Here the three most important tips we’ve learned along the way while building our API infrastructure based on Puppeteer to speed up the execution of Chromium browser using Puppeteer library.
Use Local Cache
Browser Single Launch
Inject HTML
Let Chromium to reusing the already downloaded files of previous sessions by setting the --user-data-dir
argument when launcing the browser. This way images and fonts will be served much quicker:
'--user-data-dir=./tmpusr'
Of course, this tip works well as much as you reuse same resources across instance calls. If your use-case is about fetching always different websites, this helps very little.
Reuse the same Browser instance instead of lauching it for every session.
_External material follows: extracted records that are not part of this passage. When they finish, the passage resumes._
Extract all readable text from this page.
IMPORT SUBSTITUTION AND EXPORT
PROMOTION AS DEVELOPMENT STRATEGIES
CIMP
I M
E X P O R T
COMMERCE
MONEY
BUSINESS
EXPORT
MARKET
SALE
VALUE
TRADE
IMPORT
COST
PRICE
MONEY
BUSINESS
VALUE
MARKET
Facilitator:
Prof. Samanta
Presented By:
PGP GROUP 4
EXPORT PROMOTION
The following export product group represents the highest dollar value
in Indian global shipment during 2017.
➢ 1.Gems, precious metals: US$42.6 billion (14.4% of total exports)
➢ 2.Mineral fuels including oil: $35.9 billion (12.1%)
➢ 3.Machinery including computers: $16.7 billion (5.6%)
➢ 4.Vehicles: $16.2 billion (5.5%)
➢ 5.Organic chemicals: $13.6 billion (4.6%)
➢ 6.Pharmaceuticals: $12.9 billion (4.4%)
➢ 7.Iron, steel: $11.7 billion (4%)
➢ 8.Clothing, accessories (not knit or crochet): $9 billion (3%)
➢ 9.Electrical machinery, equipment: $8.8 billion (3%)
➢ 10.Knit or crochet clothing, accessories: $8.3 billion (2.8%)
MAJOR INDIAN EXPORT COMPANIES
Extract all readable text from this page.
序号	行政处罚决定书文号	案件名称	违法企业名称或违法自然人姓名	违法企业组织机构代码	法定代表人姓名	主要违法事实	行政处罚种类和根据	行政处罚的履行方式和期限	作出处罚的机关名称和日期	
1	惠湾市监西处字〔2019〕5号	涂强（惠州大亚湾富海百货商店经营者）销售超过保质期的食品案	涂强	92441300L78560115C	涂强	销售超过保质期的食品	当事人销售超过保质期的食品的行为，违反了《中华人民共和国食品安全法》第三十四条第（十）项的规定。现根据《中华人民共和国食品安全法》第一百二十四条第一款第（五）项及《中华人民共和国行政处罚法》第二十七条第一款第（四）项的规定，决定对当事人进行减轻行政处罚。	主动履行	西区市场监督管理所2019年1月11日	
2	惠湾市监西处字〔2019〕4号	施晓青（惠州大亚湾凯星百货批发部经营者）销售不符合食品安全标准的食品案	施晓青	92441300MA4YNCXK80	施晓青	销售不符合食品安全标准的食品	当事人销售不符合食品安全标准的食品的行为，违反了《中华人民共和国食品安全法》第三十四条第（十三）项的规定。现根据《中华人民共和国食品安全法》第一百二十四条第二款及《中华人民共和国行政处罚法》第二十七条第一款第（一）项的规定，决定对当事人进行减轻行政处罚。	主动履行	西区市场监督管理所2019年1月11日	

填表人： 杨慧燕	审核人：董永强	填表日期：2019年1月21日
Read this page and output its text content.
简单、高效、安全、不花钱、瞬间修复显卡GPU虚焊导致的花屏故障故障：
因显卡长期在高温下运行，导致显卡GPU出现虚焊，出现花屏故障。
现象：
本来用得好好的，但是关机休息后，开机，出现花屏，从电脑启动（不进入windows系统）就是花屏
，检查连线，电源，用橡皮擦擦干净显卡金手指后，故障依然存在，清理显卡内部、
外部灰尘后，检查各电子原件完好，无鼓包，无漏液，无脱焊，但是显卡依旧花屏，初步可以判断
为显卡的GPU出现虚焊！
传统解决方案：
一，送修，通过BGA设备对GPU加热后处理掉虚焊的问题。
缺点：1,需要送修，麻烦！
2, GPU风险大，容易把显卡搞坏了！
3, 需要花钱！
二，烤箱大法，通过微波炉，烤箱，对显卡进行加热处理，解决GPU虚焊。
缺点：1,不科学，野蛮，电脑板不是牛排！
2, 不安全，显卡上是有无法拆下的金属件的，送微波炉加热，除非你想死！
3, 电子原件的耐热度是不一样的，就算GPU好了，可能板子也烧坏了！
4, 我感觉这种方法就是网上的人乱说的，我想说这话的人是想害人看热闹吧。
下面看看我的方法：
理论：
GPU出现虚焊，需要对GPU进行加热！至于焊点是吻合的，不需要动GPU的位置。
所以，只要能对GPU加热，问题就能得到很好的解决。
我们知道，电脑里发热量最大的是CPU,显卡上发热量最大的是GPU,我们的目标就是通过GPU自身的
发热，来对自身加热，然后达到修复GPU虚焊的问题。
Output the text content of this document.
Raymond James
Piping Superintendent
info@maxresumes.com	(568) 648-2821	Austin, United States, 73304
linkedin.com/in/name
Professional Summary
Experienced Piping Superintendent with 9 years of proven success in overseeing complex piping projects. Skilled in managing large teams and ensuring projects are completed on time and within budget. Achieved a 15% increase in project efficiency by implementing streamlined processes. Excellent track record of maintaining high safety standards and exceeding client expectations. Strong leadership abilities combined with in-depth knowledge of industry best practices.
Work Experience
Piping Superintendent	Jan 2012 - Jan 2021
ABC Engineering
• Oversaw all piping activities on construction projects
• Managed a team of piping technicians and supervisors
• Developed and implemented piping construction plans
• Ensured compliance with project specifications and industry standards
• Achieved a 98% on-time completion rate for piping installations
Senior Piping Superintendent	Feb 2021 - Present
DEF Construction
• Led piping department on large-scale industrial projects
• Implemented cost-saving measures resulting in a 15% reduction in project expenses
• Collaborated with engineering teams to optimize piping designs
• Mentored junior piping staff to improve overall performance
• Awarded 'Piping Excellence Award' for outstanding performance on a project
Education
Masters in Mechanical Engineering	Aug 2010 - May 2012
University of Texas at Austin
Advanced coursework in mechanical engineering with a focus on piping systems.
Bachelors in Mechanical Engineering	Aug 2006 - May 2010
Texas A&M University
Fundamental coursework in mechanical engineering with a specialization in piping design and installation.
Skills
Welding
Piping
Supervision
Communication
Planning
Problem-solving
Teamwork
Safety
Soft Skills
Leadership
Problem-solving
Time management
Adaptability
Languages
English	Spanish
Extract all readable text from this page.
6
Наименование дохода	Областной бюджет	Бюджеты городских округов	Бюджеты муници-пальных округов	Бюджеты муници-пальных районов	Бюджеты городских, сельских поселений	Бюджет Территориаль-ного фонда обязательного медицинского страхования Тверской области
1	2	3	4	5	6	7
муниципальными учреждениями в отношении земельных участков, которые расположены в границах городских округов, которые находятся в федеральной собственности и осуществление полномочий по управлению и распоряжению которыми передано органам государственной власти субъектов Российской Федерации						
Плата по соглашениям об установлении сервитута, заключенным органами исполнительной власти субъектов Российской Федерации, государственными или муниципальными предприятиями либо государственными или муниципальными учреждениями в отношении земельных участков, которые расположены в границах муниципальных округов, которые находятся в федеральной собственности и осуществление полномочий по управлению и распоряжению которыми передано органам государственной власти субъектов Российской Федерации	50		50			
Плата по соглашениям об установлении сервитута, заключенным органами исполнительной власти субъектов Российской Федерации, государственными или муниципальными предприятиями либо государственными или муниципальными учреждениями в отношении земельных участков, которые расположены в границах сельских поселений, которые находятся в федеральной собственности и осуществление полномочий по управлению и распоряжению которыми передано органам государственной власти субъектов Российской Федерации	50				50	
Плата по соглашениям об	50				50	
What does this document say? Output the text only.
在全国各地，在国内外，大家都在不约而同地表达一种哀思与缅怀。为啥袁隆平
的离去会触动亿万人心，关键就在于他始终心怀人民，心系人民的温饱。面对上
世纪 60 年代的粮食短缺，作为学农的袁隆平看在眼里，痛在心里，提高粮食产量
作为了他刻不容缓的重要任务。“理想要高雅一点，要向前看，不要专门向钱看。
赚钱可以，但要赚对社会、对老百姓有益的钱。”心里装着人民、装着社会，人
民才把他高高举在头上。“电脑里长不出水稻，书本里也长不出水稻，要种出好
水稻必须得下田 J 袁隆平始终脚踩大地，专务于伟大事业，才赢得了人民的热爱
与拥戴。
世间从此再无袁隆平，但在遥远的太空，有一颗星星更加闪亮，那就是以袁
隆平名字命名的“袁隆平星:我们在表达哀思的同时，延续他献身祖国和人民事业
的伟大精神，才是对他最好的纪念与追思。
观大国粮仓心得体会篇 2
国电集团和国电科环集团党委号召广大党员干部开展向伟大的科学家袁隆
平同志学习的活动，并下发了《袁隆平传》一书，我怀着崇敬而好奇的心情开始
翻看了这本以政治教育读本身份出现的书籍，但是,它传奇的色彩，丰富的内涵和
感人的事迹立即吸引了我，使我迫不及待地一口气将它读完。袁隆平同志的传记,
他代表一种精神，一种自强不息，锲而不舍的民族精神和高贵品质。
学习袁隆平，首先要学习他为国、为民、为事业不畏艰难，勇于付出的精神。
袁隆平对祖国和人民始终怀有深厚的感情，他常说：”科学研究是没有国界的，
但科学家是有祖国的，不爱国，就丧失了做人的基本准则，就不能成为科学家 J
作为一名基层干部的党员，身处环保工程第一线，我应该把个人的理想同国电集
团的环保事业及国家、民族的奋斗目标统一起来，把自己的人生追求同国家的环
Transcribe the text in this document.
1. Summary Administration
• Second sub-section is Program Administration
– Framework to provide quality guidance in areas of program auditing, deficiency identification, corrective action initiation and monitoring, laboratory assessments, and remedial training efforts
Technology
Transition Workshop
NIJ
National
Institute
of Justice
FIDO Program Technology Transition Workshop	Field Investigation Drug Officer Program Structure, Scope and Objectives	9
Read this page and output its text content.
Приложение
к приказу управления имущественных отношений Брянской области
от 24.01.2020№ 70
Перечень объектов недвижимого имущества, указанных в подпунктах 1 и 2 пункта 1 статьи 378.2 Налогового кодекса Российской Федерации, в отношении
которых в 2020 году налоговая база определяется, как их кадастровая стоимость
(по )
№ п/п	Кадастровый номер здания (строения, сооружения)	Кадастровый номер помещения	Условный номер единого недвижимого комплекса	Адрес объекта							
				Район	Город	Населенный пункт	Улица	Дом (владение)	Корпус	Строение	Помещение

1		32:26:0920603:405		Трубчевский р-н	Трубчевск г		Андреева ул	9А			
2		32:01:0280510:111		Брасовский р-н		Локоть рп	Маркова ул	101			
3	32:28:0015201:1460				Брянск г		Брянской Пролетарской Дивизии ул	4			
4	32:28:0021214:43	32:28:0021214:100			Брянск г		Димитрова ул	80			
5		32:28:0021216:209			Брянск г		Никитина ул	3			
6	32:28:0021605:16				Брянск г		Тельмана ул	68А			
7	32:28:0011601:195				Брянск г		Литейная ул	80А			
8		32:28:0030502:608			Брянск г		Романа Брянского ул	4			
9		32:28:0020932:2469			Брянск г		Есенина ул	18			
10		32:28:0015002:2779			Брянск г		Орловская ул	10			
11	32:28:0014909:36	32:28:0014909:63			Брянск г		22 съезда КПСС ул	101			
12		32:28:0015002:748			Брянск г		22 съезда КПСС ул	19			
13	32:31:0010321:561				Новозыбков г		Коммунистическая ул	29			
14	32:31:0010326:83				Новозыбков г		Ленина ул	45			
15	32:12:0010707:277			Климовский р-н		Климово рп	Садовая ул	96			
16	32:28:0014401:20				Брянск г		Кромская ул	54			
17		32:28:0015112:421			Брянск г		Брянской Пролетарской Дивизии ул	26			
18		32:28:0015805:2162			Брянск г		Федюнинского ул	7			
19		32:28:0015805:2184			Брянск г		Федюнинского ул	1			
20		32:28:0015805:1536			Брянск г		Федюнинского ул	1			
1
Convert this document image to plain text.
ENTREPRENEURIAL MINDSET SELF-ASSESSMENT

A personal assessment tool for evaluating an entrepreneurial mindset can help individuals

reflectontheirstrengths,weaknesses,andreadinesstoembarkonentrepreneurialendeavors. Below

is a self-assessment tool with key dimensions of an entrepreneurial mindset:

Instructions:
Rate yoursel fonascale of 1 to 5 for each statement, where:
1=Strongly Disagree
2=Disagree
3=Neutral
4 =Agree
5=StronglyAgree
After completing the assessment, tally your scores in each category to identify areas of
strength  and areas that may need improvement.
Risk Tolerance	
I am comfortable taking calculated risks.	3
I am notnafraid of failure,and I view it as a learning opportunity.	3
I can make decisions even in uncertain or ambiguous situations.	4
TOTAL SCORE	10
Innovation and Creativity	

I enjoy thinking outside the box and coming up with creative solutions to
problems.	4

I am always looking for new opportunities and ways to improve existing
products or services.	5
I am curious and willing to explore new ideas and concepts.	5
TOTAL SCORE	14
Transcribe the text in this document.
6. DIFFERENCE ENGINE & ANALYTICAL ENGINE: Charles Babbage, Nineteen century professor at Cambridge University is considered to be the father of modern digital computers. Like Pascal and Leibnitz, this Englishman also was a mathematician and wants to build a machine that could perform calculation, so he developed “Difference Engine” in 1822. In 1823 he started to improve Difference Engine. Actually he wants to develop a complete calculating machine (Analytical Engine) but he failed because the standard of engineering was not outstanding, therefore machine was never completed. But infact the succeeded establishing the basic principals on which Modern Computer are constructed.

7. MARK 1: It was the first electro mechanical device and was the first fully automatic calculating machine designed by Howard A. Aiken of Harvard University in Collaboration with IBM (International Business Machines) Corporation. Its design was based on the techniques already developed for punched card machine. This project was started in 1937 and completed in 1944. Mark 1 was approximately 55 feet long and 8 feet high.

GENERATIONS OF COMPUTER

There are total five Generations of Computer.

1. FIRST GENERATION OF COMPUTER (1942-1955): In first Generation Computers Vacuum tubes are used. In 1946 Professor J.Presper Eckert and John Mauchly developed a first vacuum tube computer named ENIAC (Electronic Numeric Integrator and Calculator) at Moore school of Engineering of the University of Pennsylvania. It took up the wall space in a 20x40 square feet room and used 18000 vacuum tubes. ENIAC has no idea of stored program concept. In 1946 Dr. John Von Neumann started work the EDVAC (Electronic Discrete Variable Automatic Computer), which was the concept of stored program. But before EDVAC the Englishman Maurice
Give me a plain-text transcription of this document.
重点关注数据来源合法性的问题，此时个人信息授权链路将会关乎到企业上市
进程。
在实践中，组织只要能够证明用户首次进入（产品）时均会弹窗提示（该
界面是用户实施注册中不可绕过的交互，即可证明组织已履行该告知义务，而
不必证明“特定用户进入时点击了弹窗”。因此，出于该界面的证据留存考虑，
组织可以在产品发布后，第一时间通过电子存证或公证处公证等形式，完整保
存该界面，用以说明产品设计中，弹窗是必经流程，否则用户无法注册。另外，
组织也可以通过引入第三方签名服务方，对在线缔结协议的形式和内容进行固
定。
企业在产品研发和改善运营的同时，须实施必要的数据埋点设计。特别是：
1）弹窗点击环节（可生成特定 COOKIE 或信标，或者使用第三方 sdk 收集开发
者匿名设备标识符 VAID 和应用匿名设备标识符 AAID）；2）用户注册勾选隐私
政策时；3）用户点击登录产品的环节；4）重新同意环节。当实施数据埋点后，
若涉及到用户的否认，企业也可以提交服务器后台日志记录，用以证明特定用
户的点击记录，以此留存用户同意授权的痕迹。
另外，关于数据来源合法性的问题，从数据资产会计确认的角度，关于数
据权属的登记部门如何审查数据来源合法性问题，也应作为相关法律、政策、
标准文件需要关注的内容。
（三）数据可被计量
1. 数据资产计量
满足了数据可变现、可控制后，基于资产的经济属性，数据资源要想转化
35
Launch it on every request is significantly slow:
// keep this reference for next requests
browser = await puppeteer.launch({...})
// so, don't close it with browser.close()
Reusing the same browser instance is a smart tip, be aware that you have to close it and reopen a fresh browser after a while since it tends to memory leak after a number of uses (depending of your machine, this number can be 20-50 sessions).
Instead of loading from remote the page you want to process, inject it with page.setContent
because it’s faster:
await page.setContent(html)
This is trivial, fetching remote content is significantly slower than using local stuff. Of course, this can be exploited only if your use-case allows to use in-memory pre-loaded assets of assets on local disk.